(after stating the facts as above). If this patent covers any combination or co-ordination of serrated rigid supporting bars, with serrated lifting bars, capable of elevating the thing lifted over a saw tooth in the rigid bars, and leaving that thing at any point or place in the next depression between two teeth, the decision below was right.
We are not able to accord to this invention such wide scope.. Cooling beds generically were old, the shuffle bar mechanism was well known, and the lifting, advancing, and then sinking function of a horizontal surface moved by a circularly actuated shaft had been used in many arts. It is, we think, admitted that merely making depressions, troughs, serrations, or notches in the previously flat bars of the prior art, for the purpose of asáisting straightening of hot forms, would not be invention; and, if not admitted, it is true, in the light of Kellogg, No. 265,265, a patent of 1882, showing a cooling bed of troughs separated by elevations which (in vertical section) are segments of a circle, with means for lifting a round form to the top of the elevation, after which it rolls down into the next trough. This was a straightening device, and the same result is the prominent merit of plaintiff’s escapement and universal beds, which likewise utilize gravity by inclining the bed.
There is not a new element in plaintiff’s combination; hence, to reach validity, there must be found in the co-operation of old elements some novel and useful effect resulting from the combination, and not found in the prior art. Office, etc., Co. v. Fenton, etc., Co., 174 U. S. 492, 19 Sup. Ct. 641, 43 L. Ed. 1058. It is the inventive thought that vitalizes and indeed interprets a patent; in this invention we think that thought is the entire abandonment of gravity as a means of assisting the hot steel form on its way. As the patentee said in testifying;
*224“This patent of mine covers a construction which straightens the bars and keeps them straight during the cooling process, and also keeps them, separated when desired.”
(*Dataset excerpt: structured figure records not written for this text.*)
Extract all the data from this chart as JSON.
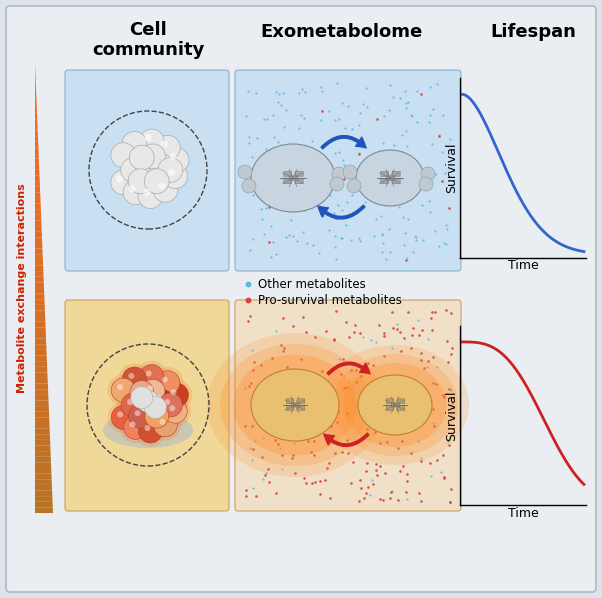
{
  "bg_color": "#dde3ea",
  "inner_bg": "#eaeef2",
  "title_cell": "Cell\ncommunity",
  "title_exo": "Exometabolome",
  "title_life": "Lifespan",
  "left_label": "Metabolite exchange interactions",
  "legend_blue": "Other metabolites",
  "legend_red": "Pro-survival metabolites",
  "survival_label": "Survival",
  "time_label": "Time",
  "blue_dot_color": "#5bb8e8",
  "red_dot_color": "#d94040",
  "blue_curve_color": "#3366cc",
  "red_curve_color": "#cc2222",
  "blue_box_bg": "#c8e0f2",
  "orange_box_bg": "#f0d898",
  "arrow_blue": "#2255bb",
  "arrow_red": "#cc2222",
  "cell_gray": "#d8d8d8",
  "cell_edge": "#999999",
  "sphere_white": "#e8e8e8",
  "sphere_edge": "#aaaaaa"
}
They are kept separate by a lifting process, which ends in a “deposit,” without tumbling or rolling, and, by thus “depositing” what is lifted, a plurality of bars or forms can be advanced step by step across the bed, without jostling against each other. This last is the one use to which the patented device has been put.
Of the claims quoted, the first will undoubtedly, if read literally, cover defendant’s device; but this is not finál. It remains to inquire" whether the alleged infringement displays “substantial identity” with the thing invented. Westinghouse v. Boyden, 170 U. S. 537, 18 Sup. Ct. 707, 42 L. Ed. 1136; Geoghegan v. Ernst, 256 Fed. 670, 168 C. C. A. 64. What was invented usually depends in large part on what was left unrevealed to the skilled man by the prior art, and this is not inconsistent with interpreting patents “so as to uphold the right of the inventor” (Turrill v. Railroad, 68 U. S. [1 Wall.] 491, 17 L. Ed. 668), for the question is fundamental, What right has the inventor, under the circumstances?
The only field left to this inventor is just what he described in his specification—a means for depositing articles lifted from one depression, in another and succeeding depression of a cooling bed, without rolling, tumbling, or jostling. This defendant does not attempt nor accomplish. The difference in the means of the two parties is very small; but plaintiff’s field of invention was also of the smallest.
_ Decree reversed, with costs, and cause remanded, with directions to dismiss the bill for noninfringement, also with costs.